“Sad but true, there is no more wild left in the world,” says Joe Fitting, deputy director of the San Francisco Zoo. “It’s true. There is no real wild place left on the planet. It’s all shared space now. Zootopia, this crazy Disney movie, it shows all of the different animals sharing the same city, the same spaces, the same world.
“So Disney got that much right,” he says with a laugh.
Acclaimed by critics and audiences as one of the best non-Pixar animated movies in years, Zootopia—directed by Byron Howard, Rich Moore and Jared Bush—has instantly become a gorilla-sized hit for Disney. But what does an actual zoologist have to say about it?
“Well, it’s a very entertaining movie,” says Fitting, a longtime animal enthusiast and veteran Zoo spokesperson. “But it’s a movie! It’s not reality! Don’t, in any form or fashion, think Zootopia—charming and funny though it may be—has anything to do with real animals!”

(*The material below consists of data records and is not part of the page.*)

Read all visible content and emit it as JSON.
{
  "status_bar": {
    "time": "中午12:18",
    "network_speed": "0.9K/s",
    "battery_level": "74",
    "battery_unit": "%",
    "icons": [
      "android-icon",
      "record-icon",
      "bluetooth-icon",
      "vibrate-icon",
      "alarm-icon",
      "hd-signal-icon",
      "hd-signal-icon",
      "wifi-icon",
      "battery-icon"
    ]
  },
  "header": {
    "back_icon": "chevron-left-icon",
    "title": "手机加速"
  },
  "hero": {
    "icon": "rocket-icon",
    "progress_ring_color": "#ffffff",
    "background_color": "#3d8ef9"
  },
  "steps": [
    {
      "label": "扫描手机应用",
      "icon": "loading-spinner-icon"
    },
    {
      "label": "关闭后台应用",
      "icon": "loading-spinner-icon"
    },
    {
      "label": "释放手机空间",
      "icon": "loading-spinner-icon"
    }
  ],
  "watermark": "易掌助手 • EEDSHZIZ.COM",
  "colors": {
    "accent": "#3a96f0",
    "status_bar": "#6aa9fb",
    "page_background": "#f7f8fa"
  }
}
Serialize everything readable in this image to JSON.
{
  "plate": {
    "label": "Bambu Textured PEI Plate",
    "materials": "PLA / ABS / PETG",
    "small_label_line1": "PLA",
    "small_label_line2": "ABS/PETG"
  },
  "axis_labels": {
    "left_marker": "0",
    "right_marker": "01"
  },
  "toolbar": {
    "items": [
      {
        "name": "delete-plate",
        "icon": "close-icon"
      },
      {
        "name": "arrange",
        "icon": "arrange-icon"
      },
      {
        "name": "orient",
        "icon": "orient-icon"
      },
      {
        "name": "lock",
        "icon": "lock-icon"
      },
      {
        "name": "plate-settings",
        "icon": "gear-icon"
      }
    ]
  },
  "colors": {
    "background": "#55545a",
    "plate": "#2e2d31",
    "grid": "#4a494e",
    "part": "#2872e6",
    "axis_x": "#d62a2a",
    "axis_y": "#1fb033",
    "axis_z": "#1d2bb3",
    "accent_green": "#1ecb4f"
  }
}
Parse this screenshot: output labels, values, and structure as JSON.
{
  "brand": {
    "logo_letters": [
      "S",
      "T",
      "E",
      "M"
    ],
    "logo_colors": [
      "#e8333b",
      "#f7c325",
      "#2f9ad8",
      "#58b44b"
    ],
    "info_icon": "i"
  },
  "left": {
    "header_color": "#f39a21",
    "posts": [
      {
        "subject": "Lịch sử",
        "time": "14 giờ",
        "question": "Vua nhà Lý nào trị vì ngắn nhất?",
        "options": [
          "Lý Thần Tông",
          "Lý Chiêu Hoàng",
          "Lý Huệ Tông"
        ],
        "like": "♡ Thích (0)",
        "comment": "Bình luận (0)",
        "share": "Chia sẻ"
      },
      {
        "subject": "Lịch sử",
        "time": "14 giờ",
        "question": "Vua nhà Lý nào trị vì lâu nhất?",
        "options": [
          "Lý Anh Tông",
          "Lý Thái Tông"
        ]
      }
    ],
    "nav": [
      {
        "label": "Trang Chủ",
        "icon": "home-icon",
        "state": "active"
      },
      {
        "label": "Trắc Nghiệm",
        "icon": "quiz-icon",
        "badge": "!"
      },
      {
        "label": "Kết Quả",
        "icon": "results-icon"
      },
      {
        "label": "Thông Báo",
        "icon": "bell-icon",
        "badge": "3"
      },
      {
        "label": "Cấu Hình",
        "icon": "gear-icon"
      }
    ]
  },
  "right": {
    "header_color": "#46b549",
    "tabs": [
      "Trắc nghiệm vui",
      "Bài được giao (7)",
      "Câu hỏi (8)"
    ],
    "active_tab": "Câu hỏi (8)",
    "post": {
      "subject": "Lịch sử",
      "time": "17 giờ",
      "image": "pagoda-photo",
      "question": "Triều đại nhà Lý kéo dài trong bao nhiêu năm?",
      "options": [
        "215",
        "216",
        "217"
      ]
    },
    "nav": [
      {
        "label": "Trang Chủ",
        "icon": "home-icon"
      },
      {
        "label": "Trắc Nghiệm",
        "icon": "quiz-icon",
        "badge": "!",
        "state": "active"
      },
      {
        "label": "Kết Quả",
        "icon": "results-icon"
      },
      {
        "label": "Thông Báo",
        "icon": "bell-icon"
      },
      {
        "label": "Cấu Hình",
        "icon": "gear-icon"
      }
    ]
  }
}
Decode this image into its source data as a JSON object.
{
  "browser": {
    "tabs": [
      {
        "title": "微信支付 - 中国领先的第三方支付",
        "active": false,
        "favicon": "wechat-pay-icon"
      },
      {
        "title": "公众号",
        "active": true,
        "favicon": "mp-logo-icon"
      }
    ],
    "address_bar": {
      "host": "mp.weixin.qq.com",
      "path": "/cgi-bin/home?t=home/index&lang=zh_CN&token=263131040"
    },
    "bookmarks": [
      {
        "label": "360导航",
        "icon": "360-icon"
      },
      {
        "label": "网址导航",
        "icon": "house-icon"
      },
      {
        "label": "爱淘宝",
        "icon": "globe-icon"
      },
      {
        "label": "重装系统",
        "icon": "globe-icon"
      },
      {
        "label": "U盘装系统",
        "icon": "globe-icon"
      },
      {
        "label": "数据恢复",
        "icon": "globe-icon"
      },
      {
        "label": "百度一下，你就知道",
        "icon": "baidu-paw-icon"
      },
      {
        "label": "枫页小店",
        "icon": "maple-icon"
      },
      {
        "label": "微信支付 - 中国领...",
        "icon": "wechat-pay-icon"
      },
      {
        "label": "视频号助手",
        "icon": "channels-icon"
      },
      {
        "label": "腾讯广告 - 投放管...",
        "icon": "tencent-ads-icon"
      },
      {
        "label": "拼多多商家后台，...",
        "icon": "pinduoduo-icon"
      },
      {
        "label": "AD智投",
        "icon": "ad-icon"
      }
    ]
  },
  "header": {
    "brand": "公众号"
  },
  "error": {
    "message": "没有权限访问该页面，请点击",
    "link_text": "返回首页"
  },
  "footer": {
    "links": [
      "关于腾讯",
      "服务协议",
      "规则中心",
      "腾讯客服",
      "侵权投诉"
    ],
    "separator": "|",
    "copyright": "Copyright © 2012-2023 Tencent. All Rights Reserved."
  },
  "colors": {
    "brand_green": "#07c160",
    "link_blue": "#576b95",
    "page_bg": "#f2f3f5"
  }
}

Imagine a fusion of Chinatown, Fort Apache, the Bronx and The Godfather—only with animals. In a vivid, animated world where predators and prey have learned to suppress their appetites and just get along (more or less), and where all animals have opposable thumbs and talk and dress just like human beings, one animal, a simple country rabbit (voice of Ginnifer Goodwin) dreams of becoming a big city police officer. Fighting institutional bigotry and her own petty prejudices, she teams up with a con-artist fox (Jason Bateman) to solve a troubling “missing animal case,” which might just be the beginning of a massive city-wide “instinct regression,” turning the semi-peaceful citizens of Zootropolis against each other, once and for all.
“What? Animals can’t really talk? I’m crushed,” I remark.
“Hey! Wait! Animals can talk!” Fitting replies with a laugh. “They talk to each other all the time. Animals have very complex communication.”